La proposition de loi interdisant l'accès aux réseaux sociaux aux jeunes de moins de 15 ans a été révisée en profondeur. Présentée par le groupe de Gabriel Attal, cette initiative a suscité des débats passionnés au sein de l'Assemblée nationale, notamment en raison des réserves exprimées par le Conseil d'État sur sa formulation initiale.

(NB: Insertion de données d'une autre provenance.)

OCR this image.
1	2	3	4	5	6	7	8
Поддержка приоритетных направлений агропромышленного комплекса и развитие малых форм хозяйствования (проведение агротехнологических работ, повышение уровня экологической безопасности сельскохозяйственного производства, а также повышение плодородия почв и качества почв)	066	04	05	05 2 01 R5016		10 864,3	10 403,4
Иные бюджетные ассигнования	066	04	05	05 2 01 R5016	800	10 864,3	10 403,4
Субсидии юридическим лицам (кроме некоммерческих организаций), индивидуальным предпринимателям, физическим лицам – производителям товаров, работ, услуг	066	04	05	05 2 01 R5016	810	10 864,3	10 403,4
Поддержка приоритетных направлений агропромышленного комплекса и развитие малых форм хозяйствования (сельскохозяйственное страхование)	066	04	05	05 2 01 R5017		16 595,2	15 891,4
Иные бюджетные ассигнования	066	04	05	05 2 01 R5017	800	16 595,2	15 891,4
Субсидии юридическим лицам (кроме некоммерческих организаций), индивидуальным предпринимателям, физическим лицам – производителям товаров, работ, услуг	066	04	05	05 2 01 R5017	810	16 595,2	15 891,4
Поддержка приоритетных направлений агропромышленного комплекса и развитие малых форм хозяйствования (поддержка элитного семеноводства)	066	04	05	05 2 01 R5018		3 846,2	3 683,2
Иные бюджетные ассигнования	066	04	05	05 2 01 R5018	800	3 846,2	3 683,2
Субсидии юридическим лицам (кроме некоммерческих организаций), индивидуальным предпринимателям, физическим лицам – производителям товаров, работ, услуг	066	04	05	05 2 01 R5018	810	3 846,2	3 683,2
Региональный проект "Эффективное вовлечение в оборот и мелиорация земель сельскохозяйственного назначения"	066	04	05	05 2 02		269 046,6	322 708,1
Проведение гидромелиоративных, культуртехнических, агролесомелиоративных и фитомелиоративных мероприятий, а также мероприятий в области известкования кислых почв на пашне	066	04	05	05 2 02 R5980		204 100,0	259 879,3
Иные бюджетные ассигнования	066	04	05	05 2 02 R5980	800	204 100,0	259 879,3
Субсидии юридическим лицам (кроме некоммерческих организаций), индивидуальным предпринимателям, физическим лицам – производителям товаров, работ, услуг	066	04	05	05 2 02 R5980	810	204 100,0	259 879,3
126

La rapporteure Renaissance, Laure Miller, a proposé une refonte complète de l'article central du texte, qui a été adoptée lors des discussions en commission des Affaires culturelles. Initialement, le projet stipulait que les plateformes devaient « refuser l'inscription des mineurs de quinze ans ». Toutefois, le Conseil d'État a averti que cette formulation risquait de créer des tensions avec le règlement européen sur les services numériques (DSA), qui interdit d'imposer des obligations supplémentaires aux plateformes.
Pour contourner ce problème, la nouvelle version de la loi prévoit qu'« il est interdit aux mineurs de quinze ans et moins d'accéder à un service » de réseaux sociaux. En effet, si les plateformes ne respectent pas cette interdiction, elles s'exposent à des sanctions légales.
Le Conseil d'État a également souligné les dangers d'une interdiction générale concernant des réseaux sociaux qui, en réalité, n'offraient pas de menace pour la santé des jeunes, comme les services éducatifs. Ainsi, le texte adopté établit un dispositif à deux niveaux : d'une part, les réseaux sociaux jugés nuisibles, comme TikTok et Instagram, seraient soumis à une interdiction totale, tandis que d'autres plateformes nécessiteraient simplement un consentement parental.
Cette réécriture a été saluée par des députés comme Arthur Delaporte, qui a souligné que cela ne constituait pas une interdiction stricte, mais une protection ciblée contre les réseaux jugés dangereux. Malgré cette avancée, un couvercle numérique entre 22h00 et 08h00 pour les jeunes de 15 à 18 ans a été abandonné, jugé sans justification suffisante.
Ce texte s’inscrit dans un contexte législatif plus large, alors que plusieurs initiatives similaires sont en cours, notamment un projet de loi concurrent présenté par le gouvernement. L’enjeu de cette loi est de mieux protéger les jeunes internautes face aux dangers des réseaux sociaux, un sujet de plus en plus préoccupant pour les familles françaises.
Pour aller plus loin, un rapport de la Commission Européenne récemment publié soulignait l'importance de la régulation des contenus en ligne pour prévenir les effets néfastes sur les jeunes utilisateurs. Comme l'affirme un expert en santé publique : « Il est essentiel d'agir pour garantir un espace numérique sécuritaire pour les adolescents. » Ainsi, cette loi pourrait marquer un tournant dans la manière dont la France gère la présence des jeunes sur les réseaux sociaux.